I get it but IMO ...
not assuming uniqueness
while using a uniqueness technique will be perpetually confusing to many.
Like
RW said this is not an uniqueness technique, but a "pure logic" technique, albeit applied to a puzzle with possible multiple solutions.
The "pure logic" goes like this:
We have 2 possible scenarios. Scenario 1: the puzzle has one solution. Then the 4 cells can't have the pattern [ab]+[ba] because [ba]+[ab] would make an alternative solution. Therefore the 4th cell can't be
a.
Scenario 2: the puzzle has multiple solutions. However suppose the 4 cells are in the pattern [ab]+[ba]. And this pattern exists in one of the possible solutions, let's call it solution grid S1. Without changing the other 77 cells of S1, we change these 4 cells into [ba]+[ab]. With regard to the original given clues, this new solution grid, S2, must also be a legitimate solution to the original puzzle.
But remember earlier we have used other logical means to eliminate candidate
b from the 4th cell. Thus S2 must not be a legal solution to the original puzzle.
A contradiction has been reached. Hence the initial premise, i.e. the 4 cells being in the pattern [ab]+[ba], must not be allowed in any meaningful solution, and candidate
a can be eliminated from the 4th cell if our goal is to reach one of the (possibly many) valid solutions.
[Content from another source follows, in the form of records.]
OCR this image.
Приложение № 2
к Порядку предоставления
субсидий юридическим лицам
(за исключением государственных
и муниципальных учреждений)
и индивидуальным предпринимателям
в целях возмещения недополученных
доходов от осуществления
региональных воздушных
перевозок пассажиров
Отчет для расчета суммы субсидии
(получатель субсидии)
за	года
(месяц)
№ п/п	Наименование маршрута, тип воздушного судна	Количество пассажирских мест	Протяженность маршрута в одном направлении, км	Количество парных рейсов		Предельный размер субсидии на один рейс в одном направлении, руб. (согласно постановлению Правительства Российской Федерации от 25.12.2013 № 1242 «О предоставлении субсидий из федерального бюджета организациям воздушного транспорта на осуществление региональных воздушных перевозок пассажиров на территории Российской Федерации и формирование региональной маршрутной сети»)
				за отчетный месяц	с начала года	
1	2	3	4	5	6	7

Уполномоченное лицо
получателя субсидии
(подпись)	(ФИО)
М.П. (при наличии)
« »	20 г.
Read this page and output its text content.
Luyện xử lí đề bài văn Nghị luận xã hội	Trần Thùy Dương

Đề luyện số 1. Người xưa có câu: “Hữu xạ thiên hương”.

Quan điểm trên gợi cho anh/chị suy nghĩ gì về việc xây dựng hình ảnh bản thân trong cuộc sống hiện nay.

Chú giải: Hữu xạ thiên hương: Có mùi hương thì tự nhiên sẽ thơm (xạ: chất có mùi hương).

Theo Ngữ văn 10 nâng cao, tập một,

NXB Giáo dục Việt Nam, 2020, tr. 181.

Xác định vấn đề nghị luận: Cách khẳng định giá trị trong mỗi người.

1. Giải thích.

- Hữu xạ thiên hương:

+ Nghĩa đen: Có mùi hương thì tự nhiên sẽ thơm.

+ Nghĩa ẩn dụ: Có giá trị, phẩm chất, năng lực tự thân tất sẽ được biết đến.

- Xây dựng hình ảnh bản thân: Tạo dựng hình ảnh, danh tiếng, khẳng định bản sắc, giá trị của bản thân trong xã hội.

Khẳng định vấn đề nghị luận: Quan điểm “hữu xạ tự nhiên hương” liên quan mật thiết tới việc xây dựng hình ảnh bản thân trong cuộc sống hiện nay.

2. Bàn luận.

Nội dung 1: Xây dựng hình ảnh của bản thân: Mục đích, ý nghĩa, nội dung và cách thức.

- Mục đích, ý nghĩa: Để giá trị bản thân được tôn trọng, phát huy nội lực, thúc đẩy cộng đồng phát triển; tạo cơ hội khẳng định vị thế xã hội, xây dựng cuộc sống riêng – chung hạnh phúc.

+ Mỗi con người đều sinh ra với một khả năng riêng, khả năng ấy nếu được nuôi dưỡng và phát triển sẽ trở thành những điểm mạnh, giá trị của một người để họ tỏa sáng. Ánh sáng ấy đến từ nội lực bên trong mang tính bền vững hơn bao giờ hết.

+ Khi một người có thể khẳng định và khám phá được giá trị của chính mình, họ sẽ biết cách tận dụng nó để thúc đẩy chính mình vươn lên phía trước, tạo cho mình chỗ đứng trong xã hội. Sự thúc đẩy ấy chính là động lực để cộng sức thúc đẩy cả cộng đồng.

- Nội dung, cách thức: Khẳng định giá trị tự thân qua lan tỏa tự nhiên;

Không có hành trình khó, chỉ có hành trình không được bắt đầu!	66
In practice, if you can eliminate candidate
b from the 4th cell, candidate
b must also be eliminated from either the 2nd or 3rd cell (or both), turning one or both of these 2 cells into
a, thus eliminating candidate
a from the 4th cell.
Note that this whole process is very easy to go wrong if you're careless about how to spot an "avoidable rectangle". For example, in a diagonal (Sudoku X) puzzle, if the
b in the 4th cell is eliminated from one of the diagonals, then these 4 cells no longer form an "avoidable rectangle", and you
can't eliminate
a from the 4th cell.
I'm recently doing a lot of work on emerald puzzles, which make heavy use of the uniqueness assumption, therefore I have a lot of interest on related theories like this.